26 November 2010

KOLAM


Judul: Kolam
Pengarang: Sapardi Djoko Damono
Penerbit: Editum
Tebal halaman: 120 hlm

Dari sejak awal buku ini diterbitkan, aku sudah sangat menginginkannya. Apalagi setelah membaca beberapa puisi di dalamnya yang ditulis dalam beberapa blog. Jadi sungguh sangat ingin, hingga terbayang bayang. Tapi apa daya, ternyata buku ini sangat sulit didapat. Di berbagai toko buku terkemuka tak kutemukan, di toko buku online pun aku tak berhasil mendapatkannya. Entah karena memang berjodoh dan memang rejekiku, tanpa dinyana nyana, suamiku yang sedang jalan jalan ke suatu pameran menemukannya. Wow, bersuka citalah aku hingga rasanya ingin melompat.
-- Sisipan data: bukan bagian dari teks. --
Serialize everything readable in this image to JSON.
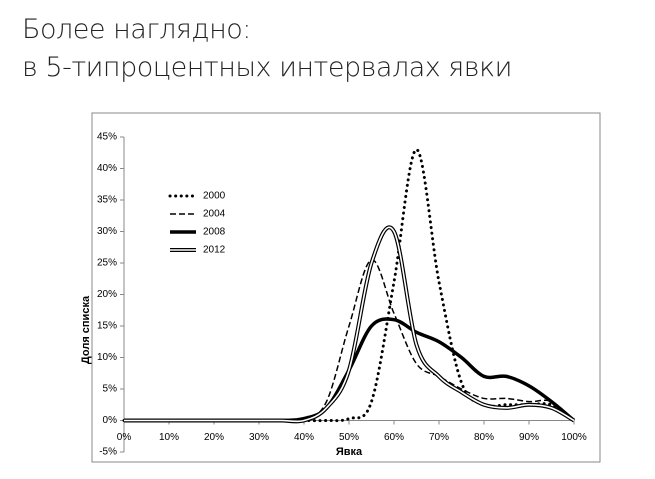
{
  "header": {
    "title_lines": [
      "Более наглядно:",
      "в 5-типроцентных интервалах явки"
    ]
  },
  "chart_data": {
    "type": "line",
    "xlabel": "Явка",
    "ylabel": "Доля списка",
    "x": [
      0,
      5,
      10,
      15,
      20,
      25,
      30,
      35,
      40,
      45,
      50,
      55,
      60,
      65,
      70,
      75,
      80,
      85,
      90,
      95,
      100
    ],
    "xlim": [
      0,
      100
    ],
    "xticks": [
      {
        "value": 0,
        "label": "0%"
      },
      {
        "value": 10,
        "label": "10%"
      },
      {
        "value": 20,
        "label": "20%"
      },
      {
        "value": 30,
        "label": "30%"
      },
      {
        "value": 40,
        "label": "40%"
      },
      {
        "value": 50,
        "label": "50%"
      },
      {
        "value": 60,
        "label": "60%"
      },
      {
        "value": 70,
        "label": "70%"
      },
      {
        "value": 80,
        "label": "80%"
      },
      {
        "value": 90,
        "label": "90%"
      },
      {
        "value": 100,
        "label": "100%"
      }
    ],
    "ylim": [
      -5,
      45
    ],
    "yticks": [
      {
        "value": -5,
        "label": "-5%"
      },
      {
        "value": 0,
        "label": "0%"
      },
      {
        "value": 5,
        "label": "5%"
      },
      {
        "value": 10,
        "label": "10%"
      },
      {
        "value": 15,
        "label": "15%"
      },
      {
        "value": 20,
        "label": "20%"
      },
      {
        "value": 25,
        "label": "25%"
      },
      {
        "value": 30,
        "label": "30%"
      },
      {
        "value": 35,
        "label": "35%"
      },
      {
        "value": 40,
        "label": "40%"
      },
      {
        "value": 45,
        "label": "45%"
      }
    ],
    "series": [
      {
        "name": "2000",
        "color": "#000000",
        "style": "dotted",
        "values": [
          0,
          0,
          0,
          0,
          0,
          0,
          0,
          0,
          0,
          0,
          0.3,
          3,
          22,
          43,
          22,
          6,
          2.5,
          2.5,
          2.5,
          2.5,
          0
        ]
      },
      {
        "name": "2004",
        "color": "#000000",
        "style": "dashed",
        "values": [
          0,
          0,
          0,
          0,
          0,
          0,
          0,
          0,
          0,
          3,
          15,
          25.5,
          17,
          9,
          7,
          5,
          3.5,
          3.5,
          3,
          3,
          0
        ]
      },
      {
        "name": "2008",
        "color": "#000000",
        "style": "thick",
        "values": [
          0,
          0,
          0,
          0,
          0,
          0,
          0,
          0,
          0.3,
          2,
          8,
          15,
          16,
          14,
          12.5,
          10,
          7,
          7,
          5.5,
          3,
          0
        ]
      },
      {
        "name": "2012",
        "color": "#000000",
        "style": "double",
        "values": [
          0,
          0,
          0,
          0,
          0,
          0,
          0,
          0,
          0,
          2,
          8,
          25,
          30,
          12,
          7,
          4.5,
          2.5,
          2,
          2.5,
          2,
          0
        ]
      }
    ]
  }
}
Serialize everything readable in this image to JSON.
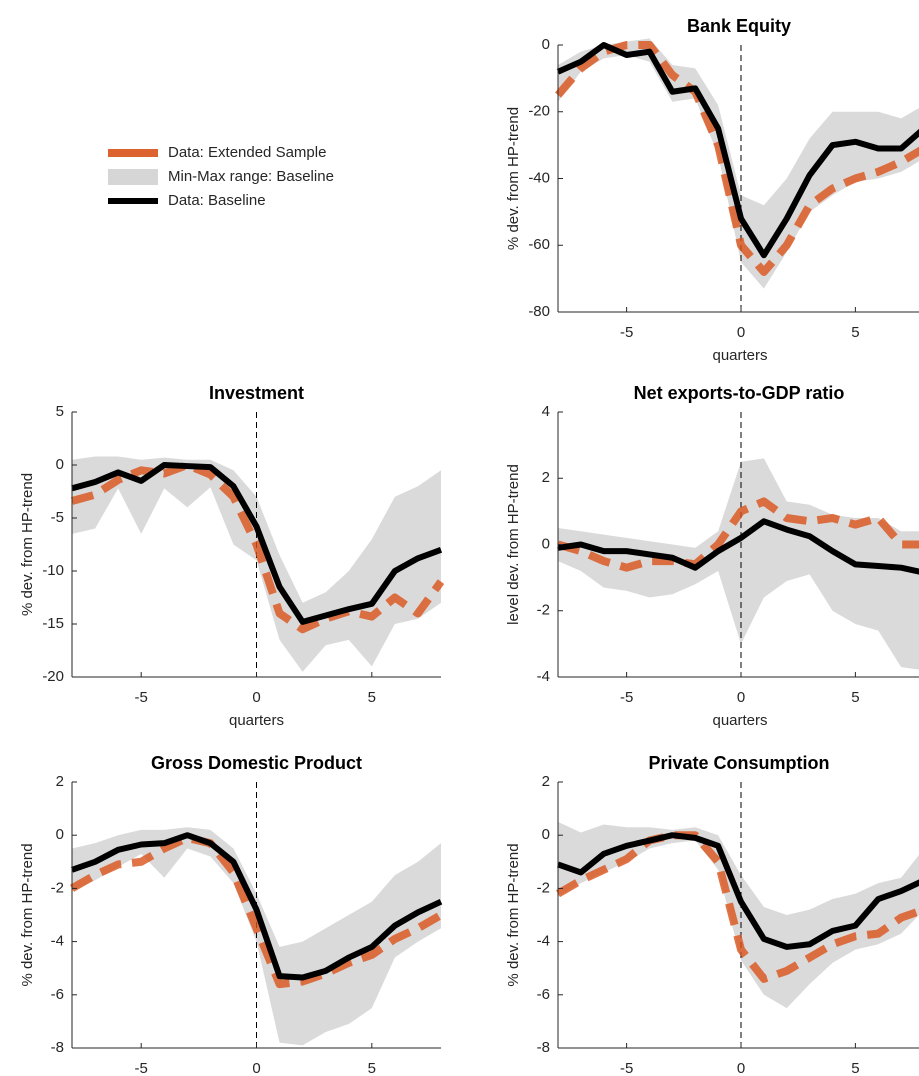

Dan memang benar, begitu aku membacanya, kesimpulanku : aku sungguh sangat menyukai buku ini!! Sebanding dengan sulitnya mendapatkan buku ini.

Buku ini terbagi menjadi 3 bagian: Buku Satu, Buku Dua, dan Buku Tiga. Isinya unik dengan beragam tema seperti biasa. Tema tema sederhana yang dikemas dalam bentuk yang indah, tema hidup keseharian, tema alam, tema yang menurut kita unik untuk dijadikan sebuah puisi. Tapi jadi indah, sangat indah. Ada juga beberapa puisi yang seolah berisi dialog. Emm, bukan dialog sebenarnya, karena orang kedua hanya menimpali kalimat orang pertama, yang biasanya bertindak sebagai aku. Misalnya dalam puisi yang ke 32, ‘SONET 11’.

Terima kasih, kartupos bergambar yang kau kirim dari Yogya
sudah sampai kemarin. Tapi aku tak pernah kirim apapun,
kau tahu itu. Aku sedang kena macet, Jakarta tetap seperti
yang dulu juga
ketika suatu sore buru-buru kau kuantar ke stasiun.

Tapi aku tak sempat menulis apa pun akhir-akhir ini.
Kubayangkan kau kubonceng sepeda sepanjang
Lempuyangan
berhenti di warung bakso seberang kampus yang sepi.
Kau masih seperti dulu rupanya, menyayangiku? Bayangkan

kalau nanti kita ke sana lagi! Di kartu pos itu ada jalan
berkelok, bermuara di sebuah taman tua tempat kita nyasar
melukiskan hutan, sawah, kebun buah, dan taman
yang ingin kita lewati: gelas yang tak pernah penuh.
Hahaha, dasar!

Aku suka membayangkan kartu pos itu memuat gambarmu,
residu dari berapa juta helaan dan hembusan napasku dulu


Ada juga yang seperti sebuah cerita, menggambarkan sebuah kejadian hingga kita membayangkannya, tapi meski begitu, tetaplah puisi. Misalnya yang judulnya ‘Waktu Ada Kecelakaan’.

Ada kecelakaan kecil di depan gerbang kompleks, motor sama motor. Ada gerimis yang membasahi jalan, kendaraan, dan orang-orang yang naik motor sendirian atau boncengan. Ada dua orang satpam yang tumben keluar dari gardunya membantu menyingkirkan motor ke pinggir. Ada burung yang mencicit di rimbunan daun pohon cengkeh, yang tidak pernah berbunga, yang berjajar di sepanjang pagar kompleks ini. Kamu lagi di mana? Ada beberapa pengendara motor lain yang berhenti dan bertanya ini itu lalu buru-buru pergi lagi. Kamu ngapain di situ? Ada suara penyiar yang membaca berita hangat di televise yang nyala terus siang malam tanpa ada yang menonton di dalam gardu satpam.
Ada aku.

Karena temanya beragam, jadi seru membacanya. Semua hal yang tadinya sederhana, setelah membaca dalam bentuk puisinya menjadi indah dan kita pikirkan. Padahal tadinya tak terpikir sama sekali. Asyik sekali rasanya membaca buku kumpulan puisi ini, nggak membosankan. Puisi yang khas SDD juga masih tetap ada, tapi sebenarnya semuanya khas SDD :D

Ketika Penghujan Tiba

Ketika penghujan tiba
Pohon-pohon mengenang
Matahari kemarau
Dengan melantunkan
Zikir kabut dan azan gerimis
Dan gumam lembab dan geludug
:
Ketika penghujan tiba
Pohon-pohon sibuk merawat
Anak-anaknya.

Buat yang suka SDD dan tertarik memilikinya, silakan berburu buku ini!